Théodoret de Cyr, A Alep (Béroé), v. 375 n-è

III, 22

Julien étant parti tout rempli de ces grands desseins, et après avoir fait de si terribles menaces, il fut vaincu à Beroe par un seul homme[…] illustre, et qui tenait un des premiers rangs parmi ses citoyens, et encore plus illustre par la pureté de sa foi, et par l’ardeur de son zèle. Ayant vu que son fils avait apostasié, et fait profession de la Religion dominante, il le chassa de sa maison, et le déclara privé de son bien. Le fils étant allé trouver l’Empereur à quelques lieues de la ville, lui exposa son changement de Religion, et le châtiment dont son père l’en avait puni. Julien lui commanda de se tenir en repos, et lui promit d’apaiser la colère de son père. […] A Beroé il fit un festin aux principaux habitants, parmi lesquels était le père du jeune homme. Il les fit asseoir sur son clinium, et au milieu du repas, il dit au père :

« II me semble qu’il n’est pas juste de contraindre l’inclination de personne.
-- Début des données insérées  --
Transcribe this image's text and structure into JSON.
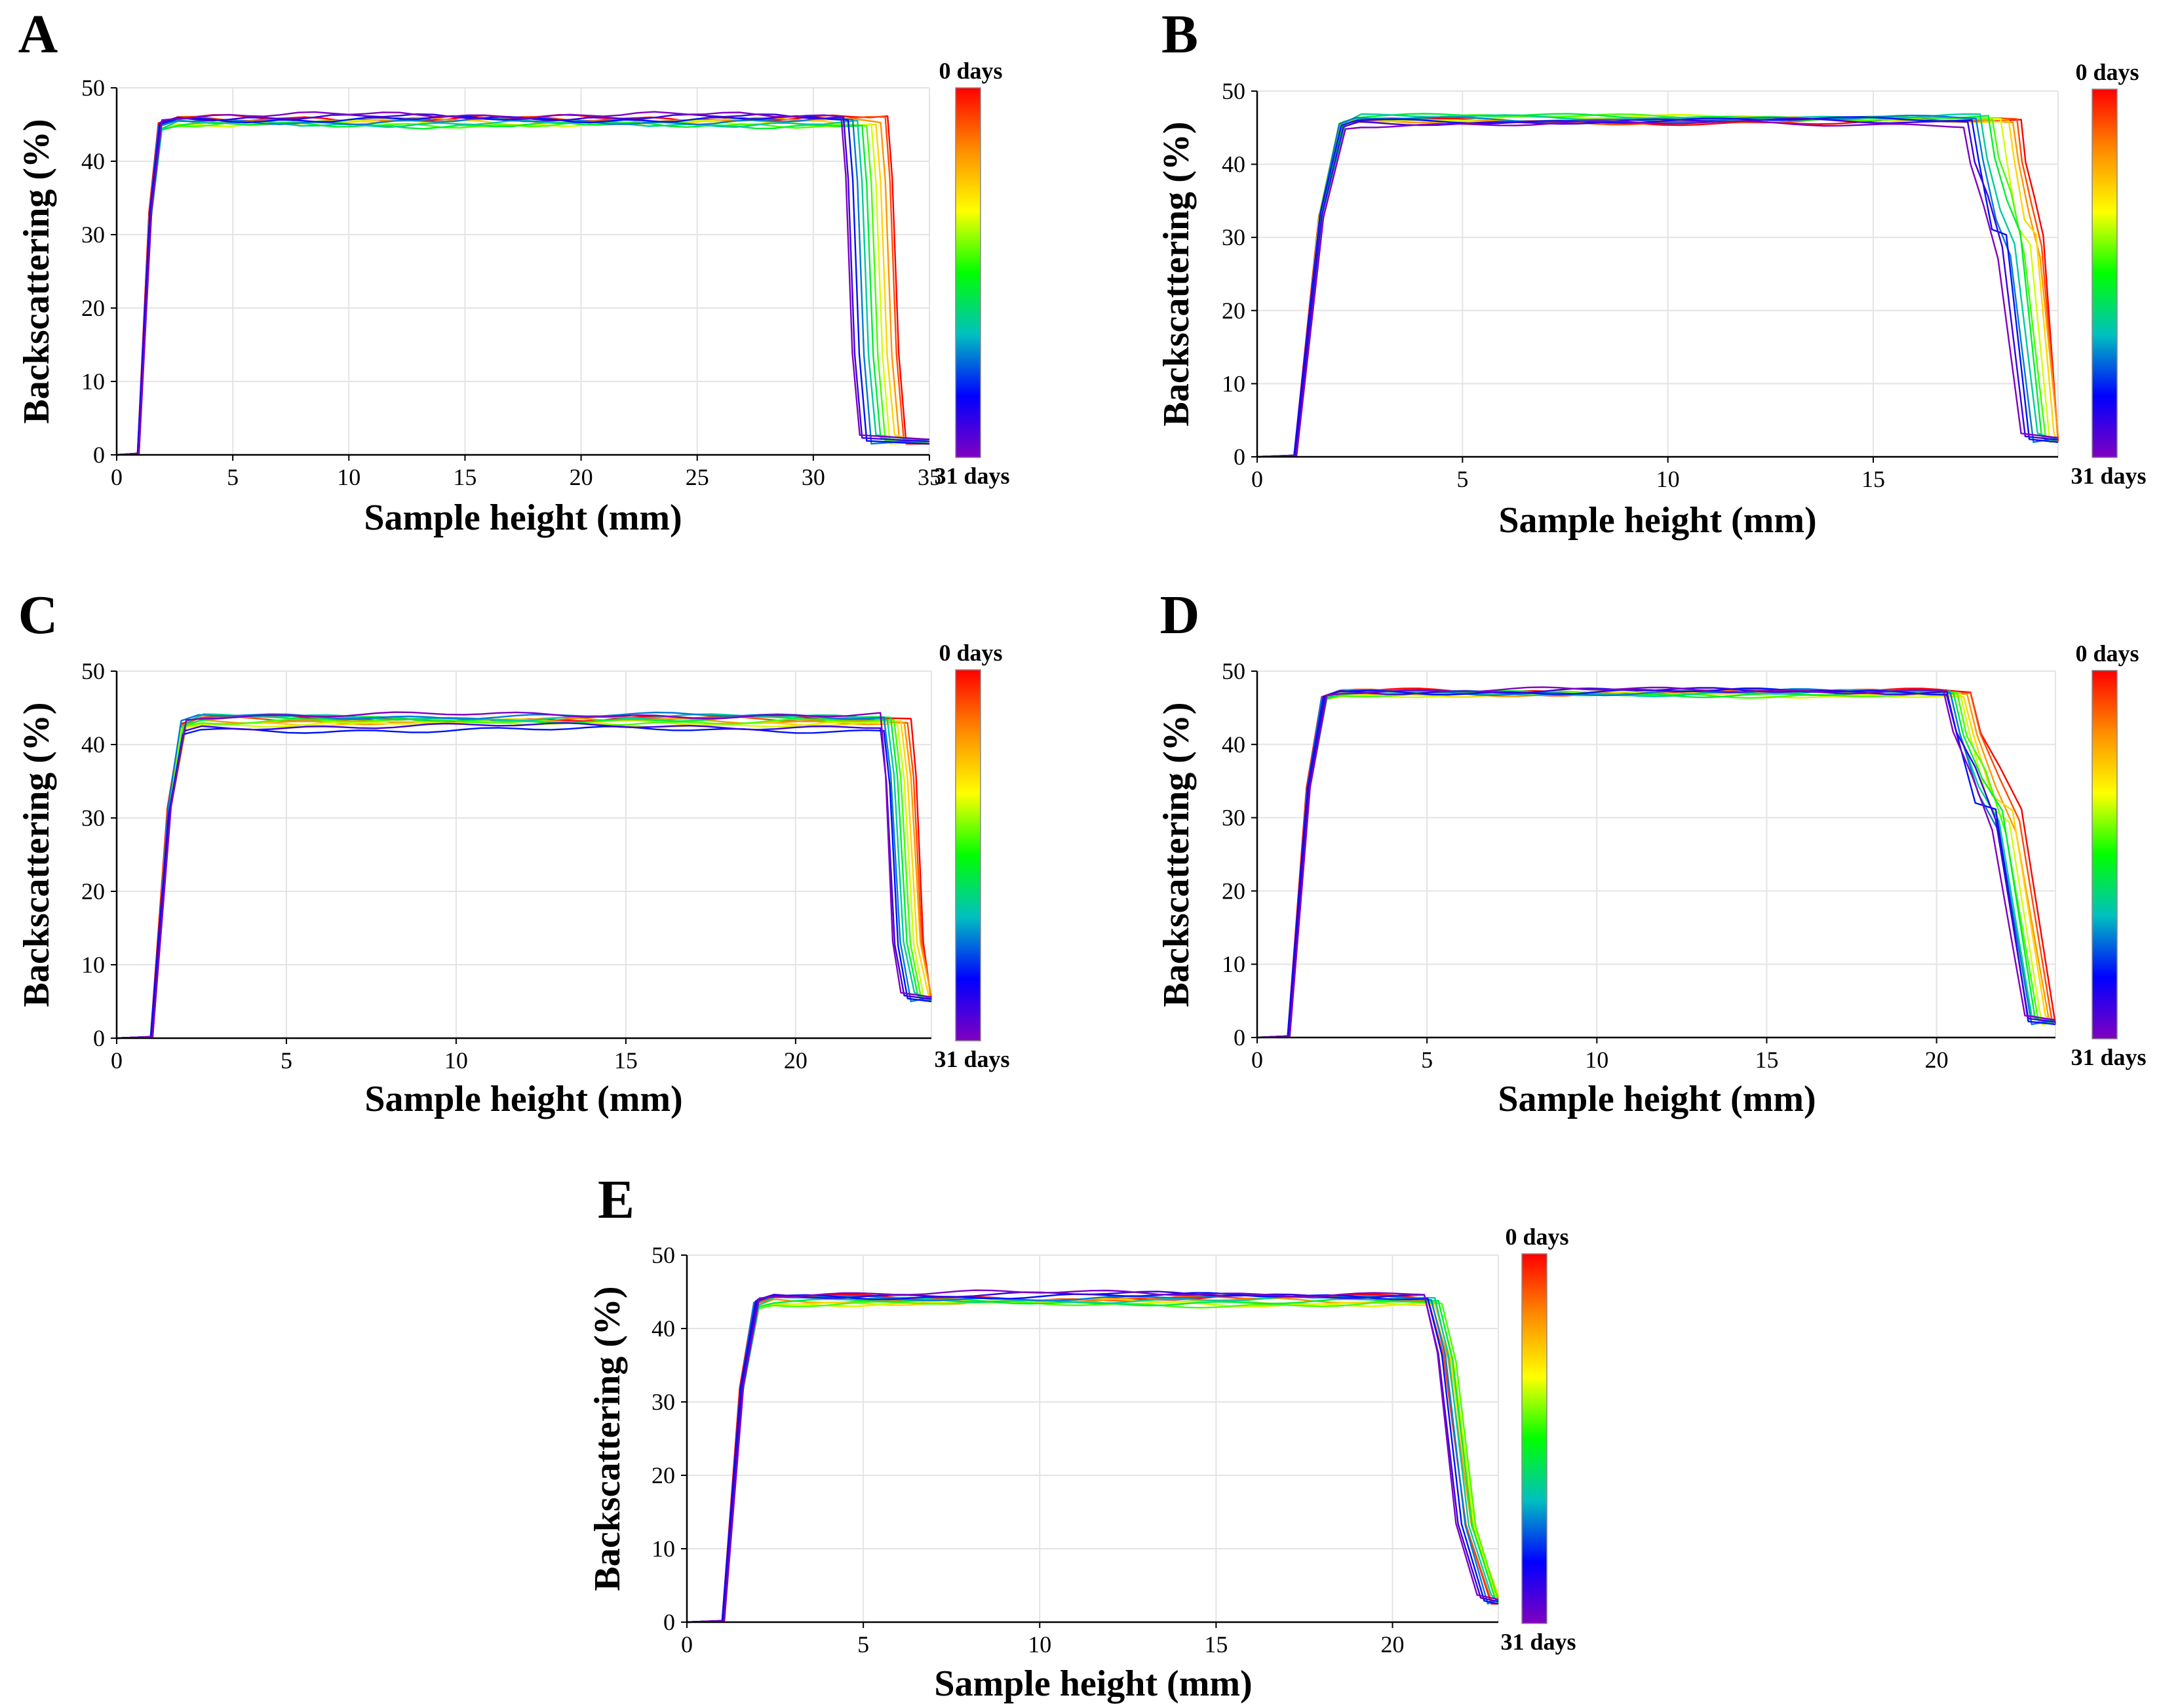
{
  "colormap": [
    "#ff0000",
    "#ff8c00",
    "#ffff00",
    "#00ff00",
    "#00c0c0",
    "#0000ff",
    "#8000c0"
  ],
  "chart_data": [
    {
      "id": "A",
      "type": "line",
      "letter": "A",
      "xlabel": "Sample height (mm)",
      "ylabel": "Backscattering (%)",
      "xlim": [
        0,
        35
      ],
      "ylim": [
        0,
        50
      ],
      "xticks": [
        0,
        5,
        10,
        15,
        20,
        25,
        30,
        35
      ],
      "yticks": [
        0,
        10,
        20,
        30,
        40,
        50
      ],
      "colorbar": {
        "top_label": "0 days",
        "bottom_label": "31 days"
      },
      "series_count": 12,
      "plateau_values": [
        45.9,
        45.7,
        45.5,
        45.3,
        45.1,
        45.0,
        44.9,
        45.1,
        45.4,
        45.7,
        46.0,
        46.3
      ],
      "rise_at": [
        0.9,
        1.8
      ],
      "fall_start": [
        33.2,
        33.1,
        32.9,
        32.7,
        32.5,
        32.3,
        32.1,
        31.9,
        31.7,
        31.5,
        31.3,
        31.2
      ],
      "fall_end": [
        34.0,
        33.9,
        33.7,
        33.5,
        33.3,
        33.1,
        32.9,
        32.7,
        32.5,
        32.3,
        32.1,
        32.0
      ],
      "end_value": 1.5,
      "xmax_data": 35
    },
    {
      "id": "B",
      "type": "line",
      "letter": "B",
      "xlabel": "Sample height (mm)",
      "ylabel": "Backscattering (%)",
      "xlim": [
        0,
        19.5
      ],
      "ylim": [
        0,
        50
      ],
      "xticks": [
        0,
        5,
        10,
        15
      ],
      "yticks": [
        0,
        10,
        20,
        30,
        40,
        50
      ],
      "colorbar": {
        "top_label": "0 days",
        "bottom_label": "31 days"
      },
      "series_count": 12,
      "plateau_values": [
        45.8,
        45.9,
        46.0,
        46.1,
        46.3,
        46.4,
        46.5,
        46.4,
        46.2,
        46.0,
        45.8,
        45.5
      ],
      "rise_at": [
        0.9,
        2.0
      ],
      "fall_start": [
        18.6,
        18.5,
        18.4,
        18.3,
        18.1,
        17.9,
        17.8,
        17.6,
        17.5,
        17.4,
        17.3,
        17.2
      ],
      "fall_end": [
        19.5,
        19.5,
        19.5,
        19.4,
        19.3,
        19.2,
        19.1,
        19.0,
        18.9,
        18.8,
        18.7,
        18.6
      ],
      "end_value": 2.0,
      "xmax_data": 19.5
    },
    {
      "id": "C",
      "type": "line",
      "letter": "C",
      "xlabel": "Sample height (mm)",
      "ylabel": "Backscattering (%)",
      "xlim": [
        0,
        24
      ],
      "ylim": [
        0,
        50
      ],
      "xticks": [
        0,
        5,
        10,
        15,
        20
      ],
      "yticks": [
        0,
        10,
        20,
        30,
        40,
        50
      ],
      "colorbar": {
        "top_label": "0 days",
        "bottom_label": "31 days"
      },
      "series_count": 12,
      "plateau_values": [
        43.5,
        43.4,
        43.2,
        43.0,
        42.8,
        43.1,
        43.4,
        43.7,
        43.9,
        42.0,
        42.5,
        44.0
      ],
      "rise_at": [
        1.0,
        1.9
      ],
      "fall_start": [
        23.4,
        23.3,
        23.2,
        23.1,
        23.0,
        22.9,
        22.8,
        22.7,
        22.6,
        22.6,
        22.5,
        22.5
      ],
      "fall_end": [
        24.0,
        24.0,
        24.0,
        23.9,
        23.8,
        23.7,
        23.6,
        23.5,
        23.4,
        23.3,
        23.2,
        23.1
      ],
      "end_value": 5.0,
      "xmax_data": 24
    },
    {
      "id": "D",
      "type": "line",
      "letter": "D",
      "xlabel": "Sample height (mm)",
      "ylabel": "Backscattering (%)",
      "xlim": [
        0,
        23.5
      ],
      "ylim": [
        0,
        50
      ],
      "xticks": [
        0,
        5,
        10,
        15,
        20
      ],
      "yticks": [
        0,
        10,
        20,
        30,
        40,
        50
      ],
      "colorbar": {
        "top_label": "0 days",
        "bottom_label": "31 days"
      },
      "series_count": 12,
      "plateau_values": [
        47.2,
        47.1,
        47.0,
        46.9,
        46.8,
        46.8,
        46.9,
        47.0,
        47.1,
        47.2,
        47.3,
        47.4
      ],
      "rise_at": [
        0.9,
        1.9
      ],
      "fall_start": [
        21.0,
        21.0,
        20.9,
        20.8,
        20.7,
        20.6,
        20.5,
        20.4,
        20.4,
        20.3,
        20.3,
        20.2
      ],
      "fall_end": [
        23.5,
        23.4,
        23.3,
        23.2,
        23.1,
        23.0,
        22.9,
        22.8,
        22.8,
        22.7,
        22.7,
        22.6
      ],
      "end_value": 1.8,
      "xmax_data": 23.5
    },
    {
      "id": "E",
      "type": "line",
      "letter": "E",
      "xlabel": "Sample height (mm)",
      "ylabel": "Backscattering (%)",
      "xlim": [
        0,
        23
      ],
      "ylim": [
        0,
        50
      ],
      "xticks": [
        0,
        5,
        10,
        15,
        20
      ],
      "yticks": [
        0,
        10,
        20,
        30,
        40,
        50
      ],
      "colorbar": {
        "top_label": "0 days",
        "bottom_label": "31 days"
      },
      "series_count": 12,
      "plateau_values": [
        44.2,
        44.0,
        43.8,
        43.6,
        43.4,
        43.3,
        43.6,
        43.9,
        44.2,
        44.4,
        44.6,
        44.8
      ],
      "rise_at": [
        1.0,
        1.9
      ],
      "fall_start": [
        21.0,
        21.0,
        21.1,
        21.2,
        21.3,
        21.4,
        21.3,
        21.2,
        21.1,
        21.0,
        20.9,
        20.9
      ],
      "fall_end": [
        22.8,
        22.8,
        23.0,
        23.0,
        23.0,
        23.0,
        22.9,
        22.8,
        22.7,
        22.6,
        22.5,
        22.4
      ],
      "end_value": 2.5,
      "xmax_data": 23
    }
  ]
}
Laissez à votre fils la liberté de suivre une autre Religion que la vôtre, comme je vous laisse la liberté d’en suivre une autre que la mienne, bien qu’il ne me fût que trop aisé de vous l’ôter. »

Alors le père animé du zèle de la foi, dit à l’Empereur :

-Vous me parlez en faveur de ce scélérat, qui a préféré le mensonge à la vérité…

– Je vous prie, dit l’Empereur, en interrompant le père avec un faux air de douceur ; ne disons point de mauvaises paroles.

Puis s’étant tourné vers le fils, il ajouta:

J’aurai soin de vous, puisque votre père ne veut pas l’avoir, quelque prière que je lui en fasse.

Je rapporte ici cette histoire, non seulement pour montrer la généreuse liberté de ce père, mais aussi pour marquer comme en passant, qu’il y a eu plusieurs personnes qui n’ont eu que du mépris pour la puissance tyrannique, et pour les cruautés inouïes de Julien.